Why do people learn English? What do learners really want? How can learning a language help you to understand the mindset of those who speak it as their native language? How can barriers and cultural stereotypes be broken down by language learning?
All these are questions addressed by contributors to this issue of ETp.
In an impressive cross-cultural project, David Dry and Anastasia Reva brought Russian and American history students together and encouraged them to air and discuss their preconceptions of each other’s countries. Keeping their nerve when things got sticky and some deep-seated stereotypes were unearthed, the two teachers succeeded in getting their classes to work together via a wiki, to build up some positive personal relationships and to gain a greater understanding of each other’s history, culture and values.

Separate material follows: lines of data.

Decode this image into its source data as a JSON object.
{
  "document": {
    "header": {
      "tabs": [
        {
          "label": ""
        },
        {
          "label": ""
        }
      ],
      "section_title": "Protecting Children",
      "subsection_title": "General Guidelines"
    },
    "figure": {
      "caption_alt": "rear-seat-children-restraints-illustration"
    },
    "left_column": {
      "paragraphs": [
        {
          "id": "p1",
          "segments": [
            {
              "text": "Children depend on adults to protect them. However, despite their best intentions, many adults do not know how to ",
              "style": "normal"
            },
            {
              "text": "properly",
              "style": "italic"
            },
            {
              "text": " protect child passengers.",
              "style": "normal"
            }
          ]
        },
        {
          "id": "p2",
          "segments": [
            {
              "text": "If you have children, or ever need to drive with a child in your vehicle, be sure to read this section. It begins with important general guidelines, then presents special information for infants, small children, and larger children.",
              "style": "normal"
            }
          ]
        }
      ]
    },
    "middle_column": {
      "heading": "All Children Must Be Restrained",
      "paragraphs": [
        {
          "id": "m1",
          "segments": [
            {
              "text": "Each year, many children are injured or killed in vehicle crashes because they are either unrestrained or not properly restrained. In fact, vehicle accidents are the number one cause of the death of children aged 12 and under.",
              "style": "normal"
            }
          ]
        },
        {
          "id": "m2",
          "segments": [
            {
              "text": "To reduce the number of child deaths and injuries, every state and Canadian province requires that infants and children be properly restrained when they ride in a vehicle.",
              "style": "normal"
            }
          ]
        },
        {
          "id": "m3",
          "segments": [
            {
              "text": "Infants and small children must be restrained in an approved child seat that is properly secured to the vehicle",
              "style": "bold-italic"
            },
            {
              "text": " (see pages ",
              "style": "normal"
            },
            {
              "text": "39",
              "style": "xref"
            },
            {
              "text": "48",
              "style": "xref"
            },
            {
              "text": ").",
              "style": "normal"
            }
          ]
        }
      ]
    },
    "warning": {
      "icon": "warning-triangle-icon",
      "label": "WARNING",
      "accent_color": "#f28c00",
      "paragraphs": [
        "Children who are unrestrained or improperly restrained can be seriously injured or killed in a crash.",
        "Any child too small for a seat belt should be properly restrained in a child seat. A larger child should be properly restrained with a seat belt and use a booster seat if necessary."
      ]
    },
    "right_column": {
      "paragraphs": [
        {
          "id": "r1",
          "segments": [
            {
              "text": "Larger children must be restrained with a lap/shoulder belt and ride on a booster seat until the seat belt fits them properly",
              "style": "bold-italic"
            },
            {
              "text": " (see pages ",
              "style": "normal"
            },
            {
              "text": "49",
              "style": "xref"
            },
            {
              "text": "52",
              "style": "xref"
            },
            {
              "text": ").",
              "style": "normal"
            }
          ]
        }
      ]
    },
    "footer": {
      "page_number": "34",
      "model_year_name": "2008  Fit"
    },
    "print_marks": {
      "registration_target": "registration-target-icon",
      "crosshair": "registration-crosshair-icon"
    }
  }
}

David and Anastasia also insist on the need for meticulous planning in an international project such as theirs, while Duncan Foord (in our main feature) takes a detailed look at a more specific kind of planning and advocates mapping out a flexible approach, rather than drawing up a lesson plan in a purely linear fashion. I’m sure many teachers will want to try out his heart-shaped mind map which opens up many more opportunities for ways in which a lesson might take develop and progress.
The issue of getting to know not only what it means to be a speaker of a language, but what it means to be a citizen of a country where that language is spoken is discussed by John Davis. He recommends using the American citizenship test as a basis for exploring what certain important words and concepts actually mean to an American. As he points out, this strategy could be used for any language and any country to promote greater understanding between peoples, and it would be especially useful for those seeking to live and work in another country.
Simon Andrewes looks at written communication in English between non-native speakers and concludes that the actual communication, the achievement of mutual understanding, is the crucial thing – not the sophistication or elegance of the style in which the message is couched. He also makes the point that a degree of accommodation is required to oil the wheels of communication: people need to monitor what they say and write, keeping in mind the needs and abilities of the person they are speaking or writing to.
Learners’ needs are at the forefront of Richard Ostick’s thinking, as he investigates, by means of a questionnaire, what it is that his learners want from a language course and what they consider to be the important elements and procedures.
Ana Lía Passarotto also has the learners in mind when she looks at the range of criteria involved in choosing a coursebook that will match the needs and interests of the class.
I have just returned home from ETp Live! our conference in Brighton, and I would like to extend another big thank you to our fantastic team of presenters – Jeremy Harmer, Dennis Davy, Mike Hogan, Philip Kerr, Mark Almond, Anna Musielak, Catriona Johnson, Chia Suan Chong, Antonia Clare and Ken Wilson (cast in order of appearance) – and to all the enthusiastic delegates who made it such a wonderful event. It is hard to choose the highlights of the day as there were so many, but I don’t think I will forget in a hurry the two brilliant teachers who took part in Anna’s ‘translate into teenspeak’ activity in which one had to read out lines from Shakespeare’s Romeo and Juliet and the other did a simultaneous phrase-by-phrase translation into teenage language; or the paper snowball fights initiated by both Anna and Antonia – a sure-fire way of getting students awake, motivated and participating in the lesson.
And I have Ken Wilson to thank for enabling me to tackle the mountain of emails and other jobs that greeted my return. His recipe for success is to approach the task like a player at championship point in the Wimbledon singles final and start by standing up and delivering an ace serve (complete with the now-obligatory grunt) with such utter conviction that the battle seems already won. For those of you who were not able to attend the conference, we will be putting short teasers of the presentations onto the website over the coming weeks. Enjoy them and start making plans to come to ETp Live! next year.
Issue 93 is the July issue of ETp, so many of our readers will be taking a holiday, though others, of course, will still be working or taking part in summer schools. Whatever you are doing, I hope that you will have a good summer. Our September issue is already in preparation, so we will have plenty to inspire you when you get back.